You have an amazing inheritance for your girls in the form of this blog. You have given them a record of their formative years, highs and lows, along with an insight into your ‘inner workings’. That is really special and not to be overlooked in importance.
I am fortunate not to have been in the position of choosing what to hold onto from a loved one who has died. We suggest lots of things at work that people might want to do (usually as memories for children) to leave behind when they die and these are usually taken up. Whether they are things that would work for me remains to be seen so I don’t think I am in any way able to answer this question.

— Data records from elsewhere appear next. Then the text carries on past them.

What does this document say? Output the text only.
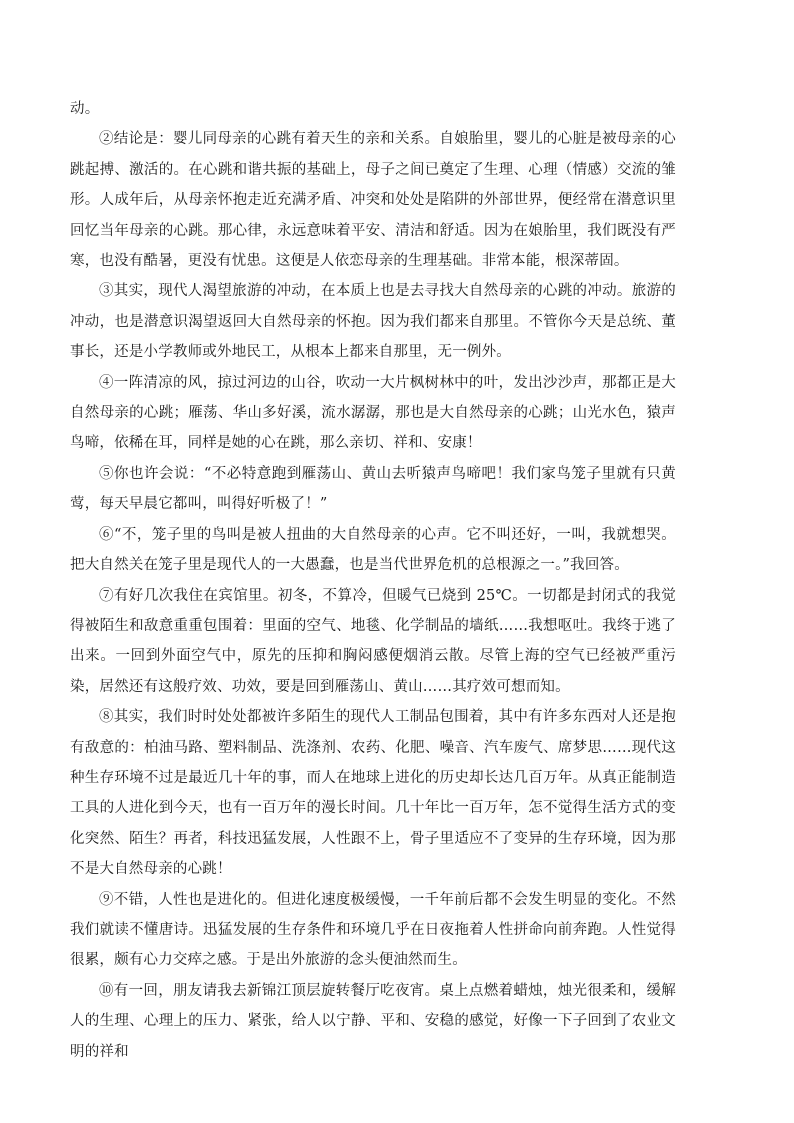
动。

②结论是：婴儿同母亲的心跳有着天生的亲和关系。自娘胎里，婴儿的心脏是被母亲的心跳起搏、激活的。在心跳和谐共振的基础上，母子之间已奠定了生理、心理（情感）交流的雏形。人成年后，从母亲怀抱走近充满矛盾、冲突和处处是陷阱的外部世界，便经常在潜意识里回忆当年母亲的心跳。那心律，永远意味着平安、清洁和舒适。因为在娘胎里，我们既没有严寒，也没有酷暑，更没有忧患。这便是人依恋母亲的生理基础。非常本能，根深蒂固。

③其实，现代人渴望旅游的冲动，在本质上也是去寻找大自然母亲的心跳的冲动。旅游的冲动，也是潜意识渴望返回大自然母亲的怀抱。因为我们都来自那里。不管你今天是总统、董事长，还是小学教师或外地民工，从根本上都来自那里，无一例外。

④一阵清凉的风，掠过河边的山谷，吹动一大片枫树林中的叶，发出沙沙声，那都正是大自然母亲的心跳；雁荡、华山多好溪，流水潺潺，那也是大自然母亲的心跳；山光水色，猿声鸟啼，依稀在耳，同样是她的心在跳，那么亲切、祥和、安康！

⑤你也许会说：“不必特意跑到雁荡山、黄山去听猿声鸟啼吧！我们家鸟笼子里就有只黄莺，每天早晨它都叫，叫得好听极了！”

⑥“不，笼子里的鸟叫是被人扭曲的大自然母亲的心声。它不叫还好，一叫，我就想哭。把大自然关在笼子里是现代人的一大愚蠢，也是当代世界危机的总根源之一。”我回答。

⑦有好几次我住在宾馆里。初冬，不算冷，但暖气已烧到 25℃。一切都是封闭式的我觉得被陌生和敌意重重包围着：里面的空气、地毯、化学制品的墙纸……我想呕吐。我终于逃了出来。一回到外面空气中，原先的压抑和胸闷感便烟消云散。尽管上海的空气已经被严重污染，居然还有这般疗效、功效，要是回到雁荡山、黄山……其疗效可想而知。

⑧其实，我们时时处处都被许多陌生的现代人工制品包围着，其中有许多东西对人还是抱有敌意的：柏油马路、塑料制品、洗涤剂、农药、化肥、噪音、汽车废气、席梦思……现代这种生存环境不过是最近几十年的事，而人在地球上进化的历史却长达几百万年。从真正能制造工具的人进化到今天，也有一百万年的漫长时间。几十年比一百万年，怎不觉得生活方式的变化突然、陌生？再者，科技迅猛发展，人性跟不上，骨子里适应不了变异的生存环境，因为那不是大自然母亲的心跳！

⑨不错，人性也是进化的。但进化速度极缓慢，一千年前后都不会发生明显的变化。不然我们就读不懂唐诗。迅猛发展的生存条件和环境几乎在日夜拖着人性拼命向前奔跑。人性觉得很累，颇有心力交瘁之感。于是出外旅游的念头便油然而生。

⑩有一回，朋友请我去新锦江顶层旋转餐厅吃夜宵。桌上点燃着蜡烛，烛光很柔和，缓解人的生理、心理上的压力、紧张，给人以宁静、平和、安稳的感觉，好像一下子回到了农业文明的祥和
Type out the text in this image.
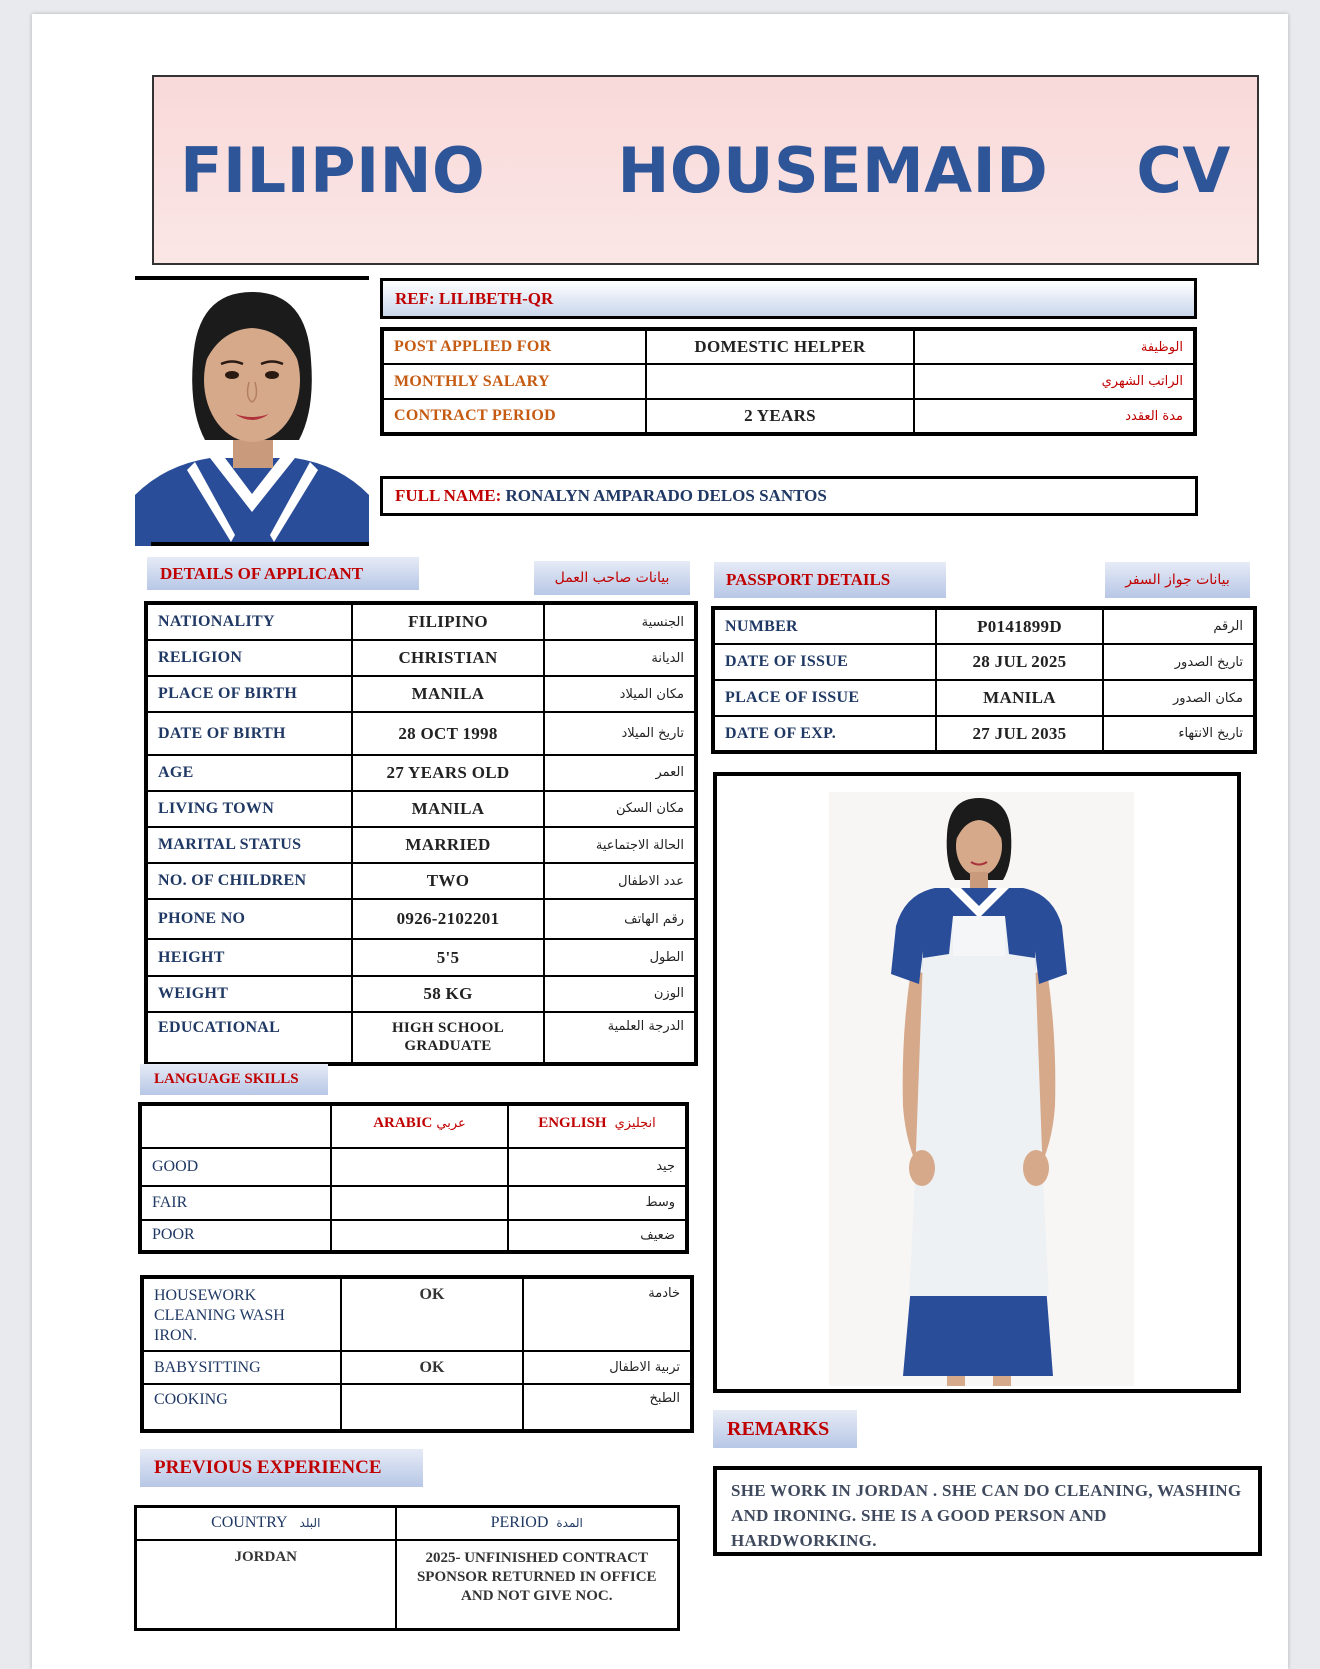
FILIPINO   HOUSEMAID  CV
REF:
LILIBETH-QR
POST APPLIED FOR	DOMESTIC HELPER	الوظيفة
MONTHLY SALARY		الراتب الشهري
CONTRACT PERIOD	2 YEARS	مدة العقدد
FULL NAME:
RONALYN AMPARADO DELOS SANTOS
DETAILS OF APPLICANT	بيانات صاحب العمل
NATIONALITY	FILIPINO	الجنسية
RELIGION	CHRISTIAN	الديانة
PLACE OF BIRTH	MANILA	مكان الميلاد
DATE OF BIRTH	28 OCT 1998	تاريخ الميلاد
AGE	27 YEARS OLD	العمر
LIVING TOWN	MANILA	مكان السكن
MARITAL STATUS	MARRIED	الحالة الاجتماعية
NO. OF CHILDREN	TWO	عدد الاطفال
PHONE NO	0926-2102201	رقم الهاتف
HEIGHT	5'5	الطول
WEIGHT	58 KG	الوزن
EDUCATIONAL	HIGH SCHOOL GRADUATE	الدرجة العلمية
LANGUAGE SKILLS
	ARABIC عربي	ENGLISH انجليزي
GOOD		جيد
FAIR		وسط
POOR		ضعيف
HOUSEWORK CLEANING WASH IRON.	OK	خادمة
BABYSITTING	OK	تربية الاطفال
COOKING		الطبخ
PREVIOUS EXPERIENCE
COUNTRY البلد	PERIOD المدة
JORDAN	2025- UNFINISHED CONTRACT SPONSOR RETURNED IN OFFICE AND NOT GIVE NOC.
PASSPORT DETAILS	بيانات جواز السفر
NUMBER	P0141899D	الرقم
DATE OF ISSUE	28 JUL 2025	تاريخ الصدور
PLACE OF ISSUE	MANILA	مكان الصدور
DATE OF EXP.	27 JUL 2035	تاريخ الانتهاء
REMARKS
SHE WORK IN JORDAN . SHE CAN DO CLEANING, WASHING AND IRONING. SHE IS A GOOD PERSON AND HARDWORKING.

I hope that my children will have good memories rather than things as an inheritance and I try to take as many photos as I can to help with that. Getting round to doing a written account is on my to do list but with many other things has slipped through time and already I have forgotton certain things. Must remedy that ASAP.
Ellie says
Interestingly, this has only just come up a few days ago for us, in a discussion between my children and I. Since we’ve been walking hand in hand with my possible death (ever so much sooner than any of them like to think it might happen), and since the future now seems by no means secure — and that is such a tough lesson for children to learn, and it is different, I think, when it is a parent, than when it is a sibling … Anyhow. It is my jewelry they feel most immediately and deeply attached to — fiercely. My ring I wear every day that was my grnadmother’s: my daughter, her namesake, wants that. It means the world to me that it was my grandmother’s enggement ring and that she gave it to me so I can easily understand my daughter’s feelings. My eldest son wants my silver cuff bracelet that I never take off. My little boy only listened silently, shoulders hunched. This has all been horrible for him. He falls asleep each night clutching my cloth dolly in one hand, a Hank of my hair in the other. He says holding my hair to fall asleep makes him feel loved. He has saved in a tin my hair which was cut off for the brain surgery to remove the tumor: I think I will instruct his siblings to have a cloth dolly made, stuffed with the hair. Perhaps that sounds morbid, though I would rather that then it being kept in a tin for decades. He would quite like such a dolly. Hmm. Perhaps we won’t wait for me to die to do it. Sorry if this seems too intimate or personal of a comment on your blog, my dear! But it feels so safe to write about death and all the hard things here. I thank you for that, for sharing your own writing, for it is a good thing for all of us. Many {{hugs}} to you this rainy April day. I am thinking of you all.